Fatima B.

Le wali d’Oran, a été le témoin d’une situation désastreuse, lors du coup d’envoi de la rentrée scolaire 2020/2021, effectuée ce mercredi matin à partir de l’établissement scolaire Dr Benzerdjeb sis au quartier des Castors. Le Chef de l’exécutif qui avait pourtant, donné des instructions fermes aux responsables de mettre à la disposition des établissements scolaires tous les moyennes nécessaires quelques jours seulement avant la rentrée, a été confrontée à une réalité amère en ce jour symbolique qui sonne le retour des enfants aux classes après 08 mois d’arrêt. Le doigt sur la plaie a été mis par une enseignante qui a pris son courage à deux mains pour dénoncer une situation catastrophique qui n’est malheureusement pas propre à l’école où elle exerce. Il s’agit de l’absence des femmes de ménages et le manque de moyens d’hygiène. Dans cette école selon cette enseignante, « une collecte a été faite auprès des parents d’élèves pour acheter les produits détergeant et pour payer une femme de ménage, le curage de la fosse septique a été également payé par un parent d’élève au prix de 2,5 millions de cts. ». L’enseignante travaillant depuis plus de 30 ans dans cette école a déclaré au wali que les tables des classes datent de l’ère coloniale, ce qui a semblé provoqué la colère du premier responsable de la wilaya, non pas contre les responsables du secteur mais contre l’enseignante. Il a voulu s’assurer de ses dires et s’est rendu dans une classe pour découvrir, une table tellement usée qu’elle a été couverte par du papier. Cette table portait la place de l’encrier dont l’utilisation est révolue depuis l’indépendance. Que cette table date de l’ère coloniale ou non le fait est que les élèves de cette école sont installés sur les tables en piteux état. La discussion de l’enseignante avec le wali a fait hier le tour des réseaux sociaux, provoquant l’indignation de la population.

Une rentrée scolaire difficile à Oran

« Cap Ouest » a maintes reprises, relevé dans ses précédentes éditions, les retards considérables dans le lancement de l’opération de désinfection des écoles, et la non-implication des responsables des communes, un constat rappelons le qui a été mis en évidence par l’UNPEF. Ce syndicat, a crié au scandale après avoir constaté que la majorité des établissements scolaires souffrent d’un état d’insalubrité général, suite à la multiplication des déchets, des classes proies à la poussière, et des sanitaires horrifiantes, ajoutant a cela le manque de moyens matériels comme les chaises et des tables dans une bonne parties de structures éducatives. Le syndicat révèle aussi que la suite que la majorité des écoles ont vécu une nuit blanche, ou les parents d’élèves, enseignants et personnel administratif, ont multiplié des efforts afin de garantir l’application du protocole sanitaire dans le cadre de la lutte contre les contaminations au coronavirus (Covid-19) et protéger tout le monde.

90 % des établissements scolaires ne possèdent pas de thermomètres selon l’UNPEF

Le bureau de la wilaya d’Oran, de l’Union national des professionnelles de l’Enseignement et de la formation (UNEF), n’a pas tardé pour réagir et exprimer sa désolation face à ce qui présente selon ces dirigeants comme la rentrée scolaire des plus difficiles à la veille de l’installation d’une commission de suivis des préparatifs engagée avant la rentrée scolaire.
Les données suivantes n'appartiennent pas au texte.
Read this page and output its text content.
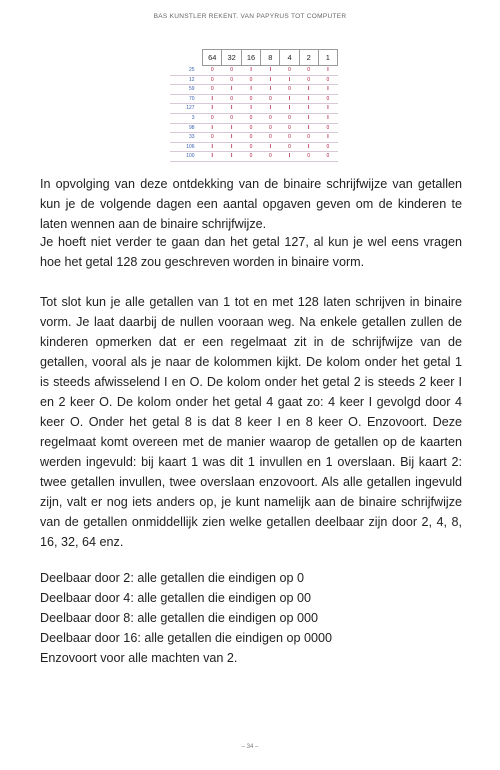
BAS KUNSTLER REKENT. VAN PAPYRUS TOT COMPUTER
	64	32	16	8	4	2	1
25	0	0	I	I	0	0	I
12	0	0	0	I	I	0	0
59	0	I	I	I	0	I	I
70	I	0	0	0	I	I	0
127	I	I	I	I	I	I	I
3	0	0	0	0	0	I	I
98	I	I	0	0	0	I	0
33	0	I	0	0	0	0	I
106	I	I	0	I	0	I	0
100	I	I	0	0	I	0	0

In opvolging van deze ontdekking van de binaire schrijfwijze van getallen kun je de volgende dagen een aantal opgaven geven om de kinderen te laten wennen aan de binaire schrijfwijze.

Je hoeft niet verder te gaan dan het getal 127, al kun je wel eens vragen hoe het getal 128 zou geschreven worden in binaire vorm.

Tot slot kun je alle getallen van 1 tot en met 128 laten schrijven in binaire vorm. Je laat daarbij de nullen vooraan weg. Na enkele getallen zullen de kinderen opmerken dat er een regelmaat zit in de schrijfwijze van de getallen, vooral als je naar de kolommen kijkt. De kolom onder het getal 1 is steeds afwisselend I en O. De kolom onder het getal 2 is steeds 2 keer I en 2 keer O. De kolom onder het getal 4 gaat zo: 4 keer I gevolgd door 4 keer O. Onder het getal 8 is dat 8 keer I en 8 keer O. Enzovoort. Deze regelmaat komt overeen met de manier waarop de getallen op de kaarten werden ingevuld: bij kaart 1 was dit 1 invullen en 1 overslaan. Bij kaart 2: twee getallen invullen, twee overslaan enzovoort. Als alle getallen ingevuld zijn, valt er nog iets anders op, je kunt namelijk aan de binaire schrijfwijze van de getallen onmiddellijk zien welke getallen deelbaar zijn door 2, 4, 8, 16, 32, 64 enz.

Deelbaar door 2: alle getallen die eindigen op 0
Deelbaar door 4: alle getallen die eindigen op 00
Deelbaar door 8: alle getallen die eindigen op 000
Deelbaar door 16: alle getallen die eindigen op 0000
Enzovoort voor alle machten van 2.
– 34 –
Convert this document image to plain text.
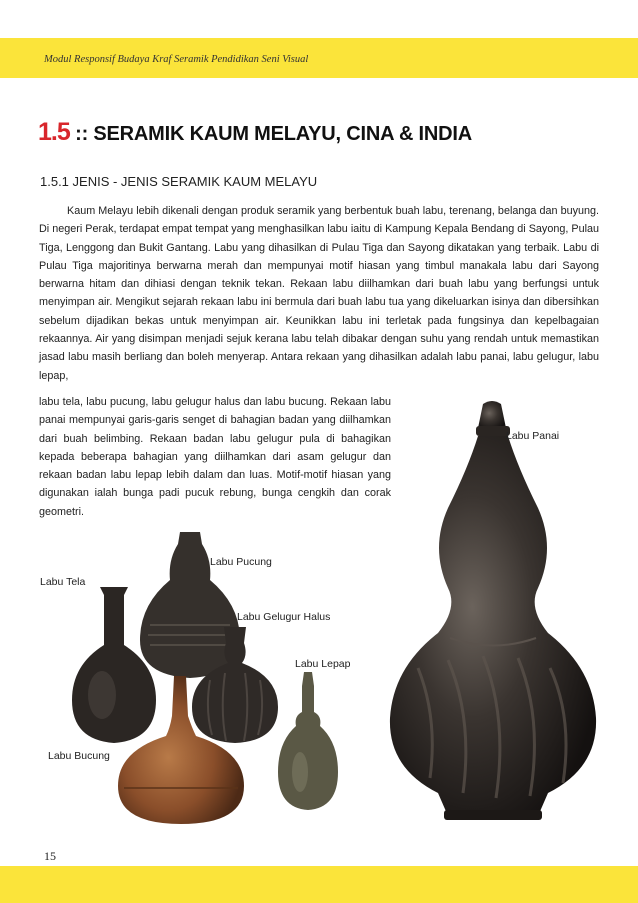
Modul Responsif Budaya Kraf Seramik Pendidikan Seni Visual
1.5 :: SERAMIK KAUM MELAYU, CINA & INDIA
1.5.1 JENIS - JENIS SERAMIK KAUM MELAYU

Kaum Melayu lebih dikenali dengan produk seramik yang berbentuk buah labu, terenang, belanga dan buyung. Di negeri Perak, terdapat empat tempat yang menghasilkan labu iaitu di Kampung Kepala Bendang di Sayong, Pulau Tiga, Lenggong dan Bukit Gantang. Labu yang dihasilkan di Pulau Tiga dan Sayong dikatakan yang terbaik. Labu di Pulau Tiga majoritinya berwarna merah dan mempunyai motif hiasan yang timbul manakala labu dari Sayong berwarna hitam dan dihiasi dengan teknik tekan. Rekaan labu diilhamkan dari buah labu yang berfungsi untuk menyimpan air. Mengikut sejarah rekaan labu ini bermula dari buah labu tua yang dikeluarkan isinya dan dibersihkan sebelum dijadikan bekas untuk menyimpan air. Keunikkan labu ini terletak pada fungsinya dan kepelbagaian rekaannya. Air yang disimpan menjadi sejuk kerana labu telah dibakar dengan suhu yang rendah untuk memastikan jasad labu masih berliang dan boleh menyerap. Antara rekaan yang dihasilkan adalah labu panai, labu gelugur, labu lepap,

labu tela, labu pucung, labu gelugur halus dan labu bucung. Rekaan labu panai mempunyai garis-garis senget di bahagian badan yang diilhamkan dari buah belimbing. Rekaan badan labu gelugur pula di bahagikan kepada beberapa bahagian yang diilhamkan dari asam gelugur dan rekaan badan labu lepap lebih dalam dan luas. Motif-motif hiasan yang digunakan ialah bunga padi pucuk rebung, bunga cengkih dan corak geometri.

Labu Panai
Labu Tela
Labu Pucung
Labu Gelugur Halus
Labu Lepap
Labu Bucung
15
Le coordinateur local de ce syndicat, M. Mahrez Hamouda, a révélé à « Cap Ouest » que les difficultés rencontrées en ce premier jour du retour aux classes étaient prévisibles, ajoutant que la majorité des établissements scolaires ont dû trouver des moyens de subterfuge face à l’absence des responsables des communes, ajoutant par exemple que 90% des écoles n’ont pas pu garantir un thermomètre pour s’assurer de la température des élèves avant d’entrer à l’école. Encore une fois les parents d’élèves ont été appelés à contribution.

Des écoles restées fermées pour manque de moyens

L’UNPEF a dénoncé par ailleurs que certains établissements scolaires n’ont pas ouvert leur porte aux élèves, comme le cas de l’Ecole El Nedjma 07 à Sidi Chahmi, qui s’est vu dans l’incapacité d’appliquer le protocole sanitaire suite au manque d’hygiène et l’absence d’une opération de désinfection. L’UNPEF a appelé dans ce sens, les autorités locales à intervenir rapidement et assurer les moyens matériels et des agents d’entretien pour ces établissements.
le fait est que la direction de l’Education, tente d’appliquer le protocole sanitaire au niveau des écoles primaires en dépit des difficultés sur le terrain, notamment au niveau des écoles qui exercent sous un système de vacation et garantir un bon fonctionnement entre les horaires de la matinée et celles de l’après midi.